Of course, this is autobiographical, so we know that the young reporter is actually Cameron Crowe, who will grow up to marry a guitar goddess and direct Oscar-winning films, and the rock group is the Allman Brothers, or Led Zeppelin, or Lynyrd Skynyrd, all of whom Crowe traveled with in his teen years, the lucky bastard. But we also know that the magazine, Rolling Stone, frittered away its precious credibility with the same mythological rock-star bullshit that the film rallies against.
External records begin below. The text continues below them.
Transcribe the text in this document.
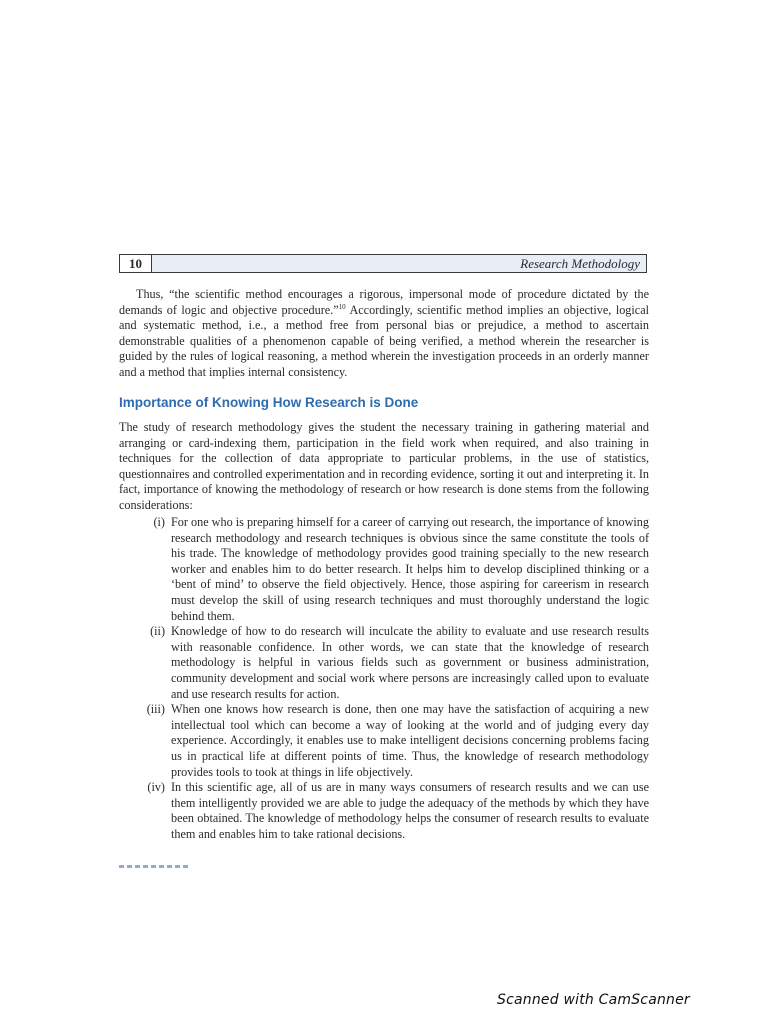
10	Research Methodology

Thus, “the scientific method encourages a rigorous, impersonal mode of procedure dictated by the demands of logic and objective procedure.”$^{10}$ Accordingly, scientific method implies an objective, logical and systematic method, i.e., a method free from personal bias or prejudice, a method to ascertain demonstrable qualities of a phenomenon capable of being verified, a method wherein the researcher is guided by the rules of logical reasoning, a method wherein the investigation proceeds in an orderly manner and a method that implies internal consistency.

Importance of Knowing How Research is Done

The study of research methodology gives the student the necessary training in gathering material and arranging or card-indexing them, participation in the field work when required, and also training in techniques for the collection of data appropriate to particular problems, in the use of statistics, questionnaires and controlled experimentation and in recording evidence, sorting it out and interpreting it. In fact, importance of knowing the methodology of research or how research is done stems from the following considerations:

(i) For one who is preparing himself for a career of carrying out research, the importance of knowing research methodology and research techniques is obvious since the same constitute the tools of his trade. The knowledge of methodology provides good training specially to the new research worker and enables him to do better research. It helps him to develop disciplined thinking or a ‘bent of mind’ to observe the field objectively. Hence, those aspiring for careerism in research must develop the skill of using research techniques and must thoroughly understand the logic behind them.
(ii) Knowledge of how to do research will inculcate the ability to evaluate and use research results with reasonable confidence. In other words, we can state that the knowledge of research methodology is helpful in various fields such as government or business administration, community development and social work where persons are increasingly called upon to evaluate and use research results for action.
(iii) When one knows how research is done, then one may have the satisfaction of acquiring a new intellectual tool which can become a way of looking at the world and of judging every day experience. Accordingly, it enables use to make intelligent decisions concerning problems facing us in practical life at different points of time. Thus, the knowledge of research methodology provides tools to took at things in life objectively.
(iv) In this scientific age, all of us are in many ways consumers of research results and we can use them intelligently provided we are able to judge the adequacy of the methods by which they have been obtained. The knowledge of methodology helps the consumer of research results to evaluate them and enables him to take rational decisions.
Scanned with CamScanner
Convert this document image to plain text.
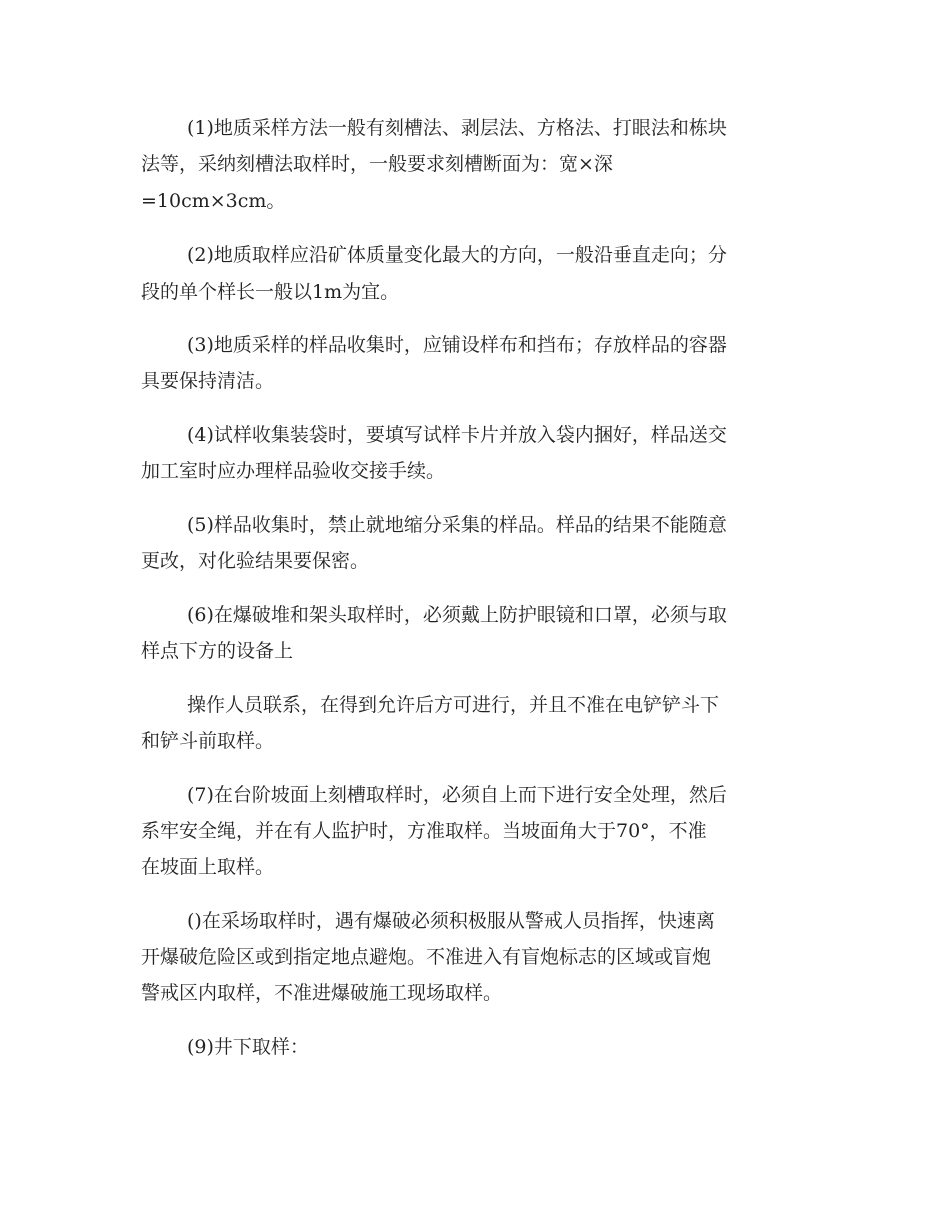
(1)地质采样方法一般有刻槽法、剥层法、方格法、打眼法和栋块
法等，采纳刻槽法取样时，一般要求刻槽断面为：宽×深
=10cm×3cm。
(2)地质取样应沿矿体质量变化最大的方向，一般沿垂直走向；分
段的单个样长一般以1m为宜。
(3)地质采样的样品收集时，应铺设样布和挡布；存放样品的容器
具要保持清洁。
(4)试样收集装袋时，要填写试样卡片并放入袋内捆好，样品送交
加工室时应办理样品验收交接手续。
(5)样品收集时，禁止就地缩分采集的样品。样品的结果不能随意
更改，对化验结果要保密。
(6)在爆破堆和架头取样时，必须戴上防护眼镜和口罩，必须与取
样点下方的设备上
操作人员联系，在得到允许后方可进行，并且不准在电铲铲斗下
和铲斗前取样。
(7)在台阶坡面上刻槽取样时，必须自上而下进行安全处理，然后
系牢安全绳，并在有人监护时，方准取样。当坡面角大于70°，不准
在坡面上取样。
()在采场取样时，遇有爆破必须积极服从警戒人员指挥，快速离
开爆破危险区或到指定地点避炮。不准进入有盲炮标志的区域或盲炮
警戒区内取样，不准进爆破施工现场取样。
(9)井下取样：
Christina Aguilera on the cover. Stories sent to publicists for approval. Profiles thinner than Lara Flynn Boyle.

Today there are so many celebrities, and so many celebrity reporters to interview them, and so many celebrity magazines to run the stories that the only people who spend three months with a rock band are documentarians, often hired by the musicians themselves (which is a whole other story). Most celebrity interviews, however, are an assembly line—15 minutes on the phone, ask the same questions, receive the same answers. Television journalists who have achieved their own fame—Barbara Walters, Diane Sawyer, Jules Asner (gag)—have the luxury of time, but their interviews are little more than staged press releases. The only exception I know is Terry Gross of NPR’s Fresh Air, a woman of devastating intellect and curiosity, who rarely fails to draw out the best in her guests. Unless that guest happens to be Gene Simmons. For me, every Terry Gross interview is instructive, but none more so than last year’s debacle with the lascivious KISS bassist, who insulted NPR, taunted the unflappable Gross about her bookishness, and made persistent and tasteless come-ons.

an excerpt:

Simmons: If you’re going to welcome me with open arms, you’ll have to welcome me with open legs.

Gross: That’s really an obnoxious thing to say.

I listened to it with heart thudding, because I had never heard an interview veer so dangerously off-track. Well, any interview besides my own. My own dirty secret, the thing I never mentioned at cocktail parties, was how shitty my own interviews went. I was too nervous, too eager to please, a hack. Terry Gross knows Rule #3 very well: A good interviewer is a good listener. But how could I possibly hear anything when I had the volume cranked on my own self-doubt? Interviews were like a quarter-hour spent asking someone on a date.

The key seemed to be accepting celebrities as human beings, but that acceptance was a direct violation of the strongly held fiction that got me here in the first place, what prompted me to lie to my friend Laura in seventh grade and perform a bizarre comedy of a cover-up, what drew me to this blasted career. Celebrities are better than us. Celebrities are special. To touch them is to make your dull life sparkle, if only for a moment. And when a celebrity interview goes well, I feel unstoppable. Crowe, Sedaris—they’re extraordinary artists and human beings. But I would rather take a staple gun to my forehead than suffer Gene Simmons.

Lately I’ve been thinking I don’t have the stomach for this. I’m tired of getting my hopes in a tangle over another interview that failed to live up to my expectations. I’ve been thinking that I should leave celebrities where they belong—in my imagination—where they can stay vague and perfect. I never have to be threatened by the reality of them, by the reality of me. I never have to admit that any of us is human.

But what can I say? I’m weak. The newspaper called me. ‘Want a phoner with John Cusack?’

Oh, man. Wait till I tell everyone about this. John Cusack! We’re gonna be best friends.